= Colin Pal =

Hindi actor, technician, journalist, and publicist

Colin Pal (25 December 1923 – 30 August 2005) was a Hindi film actor, technician, journalist, and publicist on 175 Hindi films. He was the son of producer Niranjan Pal and the grandson of Indian independence movement activist Bipin Chandra Pal. Pal was born in London to an English mother, Lily Bell, and spent his early years in Wembley before moving to Bombay in 1929.

Pal joined Filmistan Studios in May 1943 as an apprentice after working alongside his father at Bombay Talkies. He became the assistant director to P.L. Santoshi. While working with Filmistan, he also portrayed Netaji Subashchandra Bose in Samaadhi (1949). In 1951 he appeared in Bimal Roy's Parineeta and Naukri. He later directed Shrimatijee, Naina, and Suhag Sindoor for Munshi productions.

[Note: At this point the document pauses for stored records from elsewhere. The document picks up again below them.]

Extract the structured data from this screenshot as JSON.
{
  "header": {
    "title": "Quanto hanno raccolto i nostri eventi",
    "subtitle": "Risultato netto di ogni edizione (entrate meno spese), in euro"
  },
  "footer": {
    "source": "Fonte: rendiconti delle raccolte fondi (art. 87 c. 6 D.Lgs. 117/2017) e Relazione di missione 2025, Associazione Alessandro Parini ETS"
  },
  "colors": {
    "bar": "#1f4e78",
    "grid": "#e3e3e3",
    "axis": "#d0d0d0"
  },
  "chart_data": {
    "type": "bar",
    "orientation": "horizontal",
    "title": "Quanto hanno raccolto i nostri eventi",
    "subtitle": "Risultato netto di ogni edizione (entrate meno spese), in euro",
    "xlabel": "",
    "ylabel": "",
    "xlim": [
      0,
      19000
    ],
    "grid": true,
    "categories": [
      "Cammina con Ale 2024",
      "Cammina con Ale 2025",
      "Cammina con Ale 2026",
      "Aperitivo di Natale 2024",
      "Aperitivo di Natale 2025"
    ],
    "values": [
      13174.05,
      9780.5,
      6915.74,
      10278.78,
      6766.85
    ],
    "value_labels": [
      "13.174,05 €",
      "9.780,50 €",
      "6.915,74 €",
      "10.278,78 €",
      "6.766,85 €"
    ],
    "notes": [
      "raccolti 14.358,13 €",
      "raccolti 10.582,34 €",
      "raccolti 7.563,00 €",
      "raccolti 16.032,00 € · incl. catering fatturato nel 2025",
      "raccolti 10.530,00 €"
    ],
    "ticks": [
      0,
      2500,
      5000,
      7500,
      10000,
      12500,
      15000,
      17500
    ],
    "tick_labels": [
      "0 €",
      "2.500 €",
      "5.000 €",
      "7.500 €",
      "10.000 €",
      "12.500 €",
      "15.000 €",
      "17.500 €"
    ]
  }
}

Pal spent most of his career as a publicist for mainstream Hindi films but also wrote for several trade magazines. He frequently collaborated with film historians on projects around the early talkie studios in Bombay. He contributed to the historical discussion on the use of simple Hindustani in early Hindi cinema instead of the more literary language, which is common in other vernacular cinema including Tamil and Bengali. According to Bhagwan Das Garga Pal argued that this was driven by the early screenwriters and producers in Bombay being transplants from the silent era, who were not Hindi speakers themselves, and consequently insisted on dialogue that was very straightforward contemporary language.

He authored the book Shooting Stars which described the eccentricities of the cinema process. His reworking of his father's autobiography Aye Jibon: Such is life won a National Award from the Indian government in 2001.

Pal died on 28 August 2005 after a prolonged illness in Mumbai at the age of 83. His son, Deep Pal, was a pioneer of Steadicam camerawork in India.

==Works==
- Shooting Stars, Screen World Pub, ISBN 81-900258-7-2.